Such an oil spill, which occurred during the 2007 Cosco Busan collision (container ship vs bridge) in San Francisco Bay, is (supposed to be) peanuts compared to for instance the 1989 Exxon Valdez’s 32,000,000 gallons of crude, or the BP Gulf spill of 2010 – which released an estimated 53.000 to 68,000 barrels per day – for 5 months on end.
But to local ecology that can be a very poisonous peanut, new research shows.
Last week a group of scientists from NOAA and the University of California in Davis published their analyses of the ecological consequences of the oil spill in PNAS.
The bunker oil that leaked away from the damaged vessel contaminated the spawning grounds for the largest population of Pacific herring along the US coast. Components of the oil were found in caught herring embryos and even eggs.
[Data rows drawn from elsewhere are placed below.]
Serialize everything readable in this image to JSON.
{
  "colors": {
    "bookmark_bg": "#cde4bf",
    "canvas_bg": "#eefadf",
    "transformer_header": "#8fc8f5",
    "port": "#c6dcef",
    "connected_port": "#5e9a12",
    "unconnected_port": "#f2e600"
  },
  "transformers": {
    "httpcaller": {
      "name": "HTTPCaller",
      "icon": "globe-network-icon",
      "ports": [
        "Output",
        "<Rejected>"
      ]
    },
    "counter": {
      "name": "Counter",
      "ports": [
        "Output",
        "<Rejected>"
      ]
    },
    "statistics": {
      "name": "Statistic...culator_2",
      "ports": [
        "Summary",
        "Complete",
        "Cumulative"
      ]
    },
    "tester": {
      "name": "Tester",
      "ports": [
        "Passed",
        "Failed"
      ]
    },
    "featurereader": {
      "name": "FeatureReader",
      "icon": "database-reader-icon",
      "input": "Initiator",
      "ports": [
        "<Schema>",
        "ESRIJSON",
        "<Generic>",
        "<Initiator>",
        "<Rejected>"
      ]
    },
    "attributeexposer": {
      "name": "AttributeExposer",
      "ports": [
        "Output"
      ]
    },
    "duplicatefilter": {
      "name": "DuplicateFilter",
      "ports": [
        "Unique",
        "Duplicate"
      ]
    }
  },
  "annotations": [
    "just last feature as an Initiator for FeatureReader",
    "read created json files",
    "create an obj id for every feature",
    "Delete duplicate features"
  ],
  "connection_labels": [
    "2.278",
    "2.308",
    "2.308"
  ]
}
Many fish died and others showed abnormalities.
Several months after the spill on different sites around the bay live fish were found to have developed heart defects that are commonly associated with oil contamination – and to carry around dead tissue, also likely as a consequence of water pollution. In the year 2008 ‘almost no live herring larvae’ hatched from the spawning grounds, the researchers say.
Based on previous understanding of the ecological effects of oil spills, as for instance the Exxon Valdez disaster in Alaska, the researchers had not expected this comparatively small oil spill to create so much damage.
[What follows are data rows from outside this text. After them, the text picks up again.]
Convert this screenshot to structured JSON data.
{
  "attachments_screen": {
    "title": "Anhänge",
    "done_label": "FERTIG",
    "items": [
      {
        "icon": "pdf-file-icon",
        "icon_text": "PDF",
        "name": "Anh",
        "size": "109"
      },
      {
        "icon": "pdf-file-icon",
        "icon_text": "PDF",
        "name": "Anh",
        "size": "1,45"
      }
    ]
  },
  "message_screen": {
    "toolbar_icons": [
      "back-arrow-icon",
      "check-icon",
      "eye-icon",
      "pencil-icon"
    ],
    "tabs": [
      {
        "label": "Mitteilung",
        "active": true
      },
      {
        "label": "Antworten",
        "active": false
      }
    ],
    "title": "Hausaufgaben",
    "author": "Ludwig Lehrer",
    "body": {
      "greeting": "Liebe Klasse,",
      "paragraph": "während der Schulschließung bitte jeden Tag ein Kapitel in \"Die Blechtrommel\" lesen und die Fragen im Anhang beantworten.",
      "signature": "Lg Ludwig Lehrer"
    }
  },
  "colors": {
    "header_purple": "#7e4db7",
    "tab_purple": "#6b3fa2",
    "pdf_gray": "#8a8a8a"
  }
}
Different factors determine ecological damage oil spills
They conclude it is not just the amount of oil that matters, but also the type of oil. Thick bunker oil for instance can contain more chemical pollutants than normal crude oil.
Moreover local climatic effects can influence the damage as well. Normally a cold Arctic climate is thought to be the worst to have an oil spill, as the low temperatures hinder the breakdown of oil – and therefore environmental damage can continue for years on end. In case of the BP oil leak in the Gulf of Mexico much apparently depended on a combination of water oxygen levels and the availability of other nutrients – both of which factors determine the amount of bacterial breakdown of methane and oil.
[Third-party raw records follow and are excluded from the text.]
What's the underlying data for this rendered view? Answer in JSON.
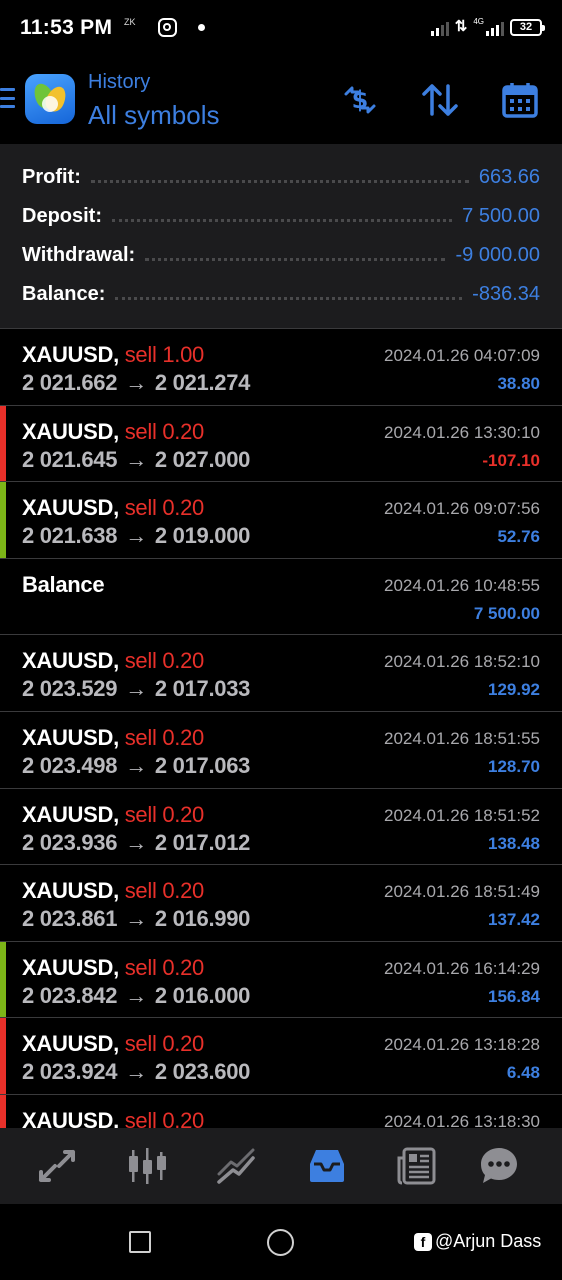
{
  "status_bar": {
    "time": "11:53 PM",
    "small_label": "ZK",
    "network": "4G",
    "battery": "32"
  },
  "header": {
    "subtitle": "History",
    "title": "All symbols",
    "icons": [
      "menu-icon",
      "metatrader-logo",
      "dollar-swap-icon",
      "sort-icon",
      "calendar-icon"
    ]
  },
  "summary": {
    "profit_label": "Profit:",
    "profit_value": "663.66",
    "deposit_label": "Deposit:",
    "deposit_value": "7 500.00",
    "withdrawal_label": "Withdrawal:",
    "withdrawal_value": "-9 000.00",
    "balance_label": "Balance:",
    "balance_value": "-836.34"
  },
  "colors": {
    "accent": "#3d7fe0",
    "loss": "#e8302a",
    "win_bar": "#7cb518",
    "background": "#000000",
    "panel": "#1c1c1e"
  },
  "trades": [
    {
      "symbol": "XAUUSD,",
      "side": "sell 1.00",
      "open": "2 021.662",
      "close": "2 021.274",
      "datetime": "2024.01.26 04:07:09",
      "pl": "38.80",
      "pl_sign": "pos",
      "marker": "none"
    },
    {
      "symbol": "XAUUSD,",
      "side": "sell 0.20",
      "open": "2 021.645",
      "close": "2 027.000",
      "datetime": "2024.01.26 13:30:10",
      "pl": "-107.10",
      "pl_sign": "neg",
      "marker": "loss"
    },
    {
      "symbol": "XAUUSD,",
      "side": "sell 0.20",
      "open": "2 021.638",
      "close": "2 019.000",
      "datetime": "2024.01.26 09:07:56",
      "pl": "52.76",
      "pl_sign": "pos",
      "marker": "win"
    },
    {
      "symbol": "Balance",
      "side": "",
      "open": "",
      "close": "",
      "datetime": "2024.01.26 10:48:55",
      "pl": "7 500.00",
      "pl_sign": "pos",
      "marker": "none"
    },
    {
      "symbol": "XAUUSD,",
      "side": "sell 0.20",
      "open": "2 023.529",
      "close": "2 017.033",
      "datetime": "2024.01.26 18:52:10",
      "pl": "129.92",
      "pl_sign": "pos",
      "marker": "none"
    },
    {
      "symbol": "XAUUSD,",
      "side": "sell 0.20",
      "open": "2 023.498",
      "close": "2 017.063",
      "datetime": "2024.01.26 18:51:55",
      "pl": "128.70",
      "pl_sign": "pos",
      "marker": "none"
    },
    {
      "symbol": "XAUUSD,",
      "side": "sell 0.20",
      "open": "2 023.936",
      "close": "2 017.012",
      "datetime": "2024.01.26 18:51:52",
      "pl": "138.48",
      "pl_sign": "pos",
      "marker": "none"
    },
    {
      "symbol": "XAUUSD,",
      "side": "sell 0.20",
      "open": "2 023.861",
      "close": "2 016.990",
      "datetime": "2024.01.26 18:51:49",
      "pl": "137.42",
      "pl_sign": "pos",
      "marker": "none"
    },
    {
      "symbol": "XAUUSD,",
      "side": "sell 0.20",
      "open": "2 023.842",
      "close": "2 016.000",
      "datetime": "2024.01.26 16:14:29",
      "pl": "156.84",
      "pl_sign": "pos",
      "marker": "win"
    },
    {
      "symbol": "XAUUSD,",
      "side": "sell 0.20",
      "open": "2 023.924",
      "close": "2 023.600",
      "datetime": "2024.01.26 13:18:28",
      "pl": "6.48",
      "pl_sign": "pos",
      "marker": "loss"
    },
    {
      "symbol": "XAUUSD,",
      "side": "sell 0.20",
      "open": "",
      "close": "",
      "datetime": "2024.01.26 13:18:30",
      "pl": "",
      "pl_sign": "pos",
      "marker": "loss"
    }
  ],
  "price_arrow": "→",
  "bottom_nav": {
    "icons": [
      "quotes-icon",
      "chart-icon",
      "trade-icon",
      "history-icon",
      "news-icon",
      "chat-icon"
    ],
    "active": "history-icon"
  },
  "watermark": "@Arjun Dass"
}
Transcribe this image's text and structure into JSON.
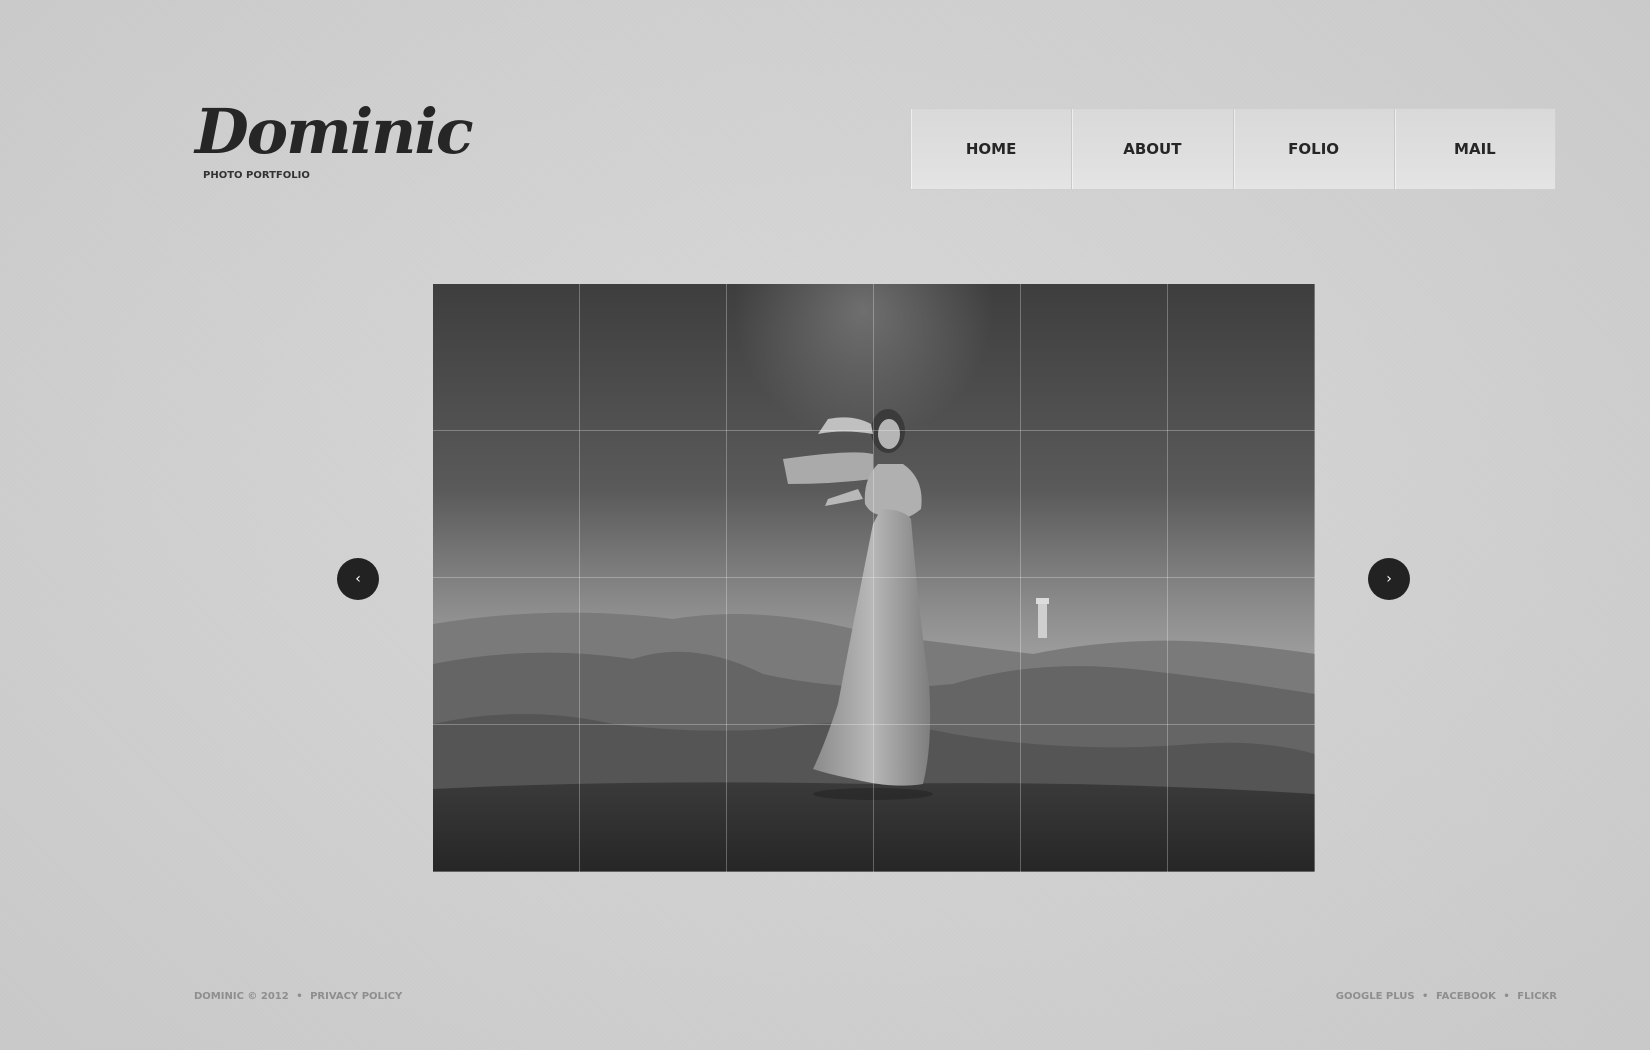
{
  "logo": {
    "name": "Dominic",
    "tagline": "PHOTO PORTFOLIO"
  },
  "nav": {
    "items": [
      {
        "label": "HOME"
      },
      {
        "label": "ABOUT"
      },
      {
        "label": "FOLIO"
      },
      {
        "label": "MAIL"
      }
    ]
  },
  "slider": {
    "prev_icon": "chevron-left-icon",
    "next_icon": "chevron-right-icon",
    "prev_glyph": "‹",
    "next_glyph": "›"
  },
  "footer": {
    "brand": "DOMINIC",
    "copyright": "© 2012",
    "bullet": "•",
    "privacy": "PRIVACY POLICY",
    "social": {
      "google_plus": "GOOGLE PLUS",
      "facebook": "FACEBOOK",
      "flickr": "FLICKR"
    }
  },
  "colors": {
    "background": "#e7e7e7",
    "text_dark": "#262626",
    "footer_text": "#8e8e8e",
    "arrow_bg": "#222222"
  }
}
In the case of the 2007 San Francisco Bay oil spill though the environmental damage unexpectedly increased due to sunlight exposure. Within oil-contaminated herring embryos swimming around in the shallow waters during spring this sunlight led to the formation of other toxic chemicals.
“Bunker oil contains the chemically uncharacterized remains of crude oil refinement, and one or more of these unidentified chemicals likely interacted with natural sunlight in the intertidal zone to kill herring embryos. This reveals an important discrepancy between the resolving power of current forensic analytical chemistry and biological responses of keystone ecological species in oiled habitats.”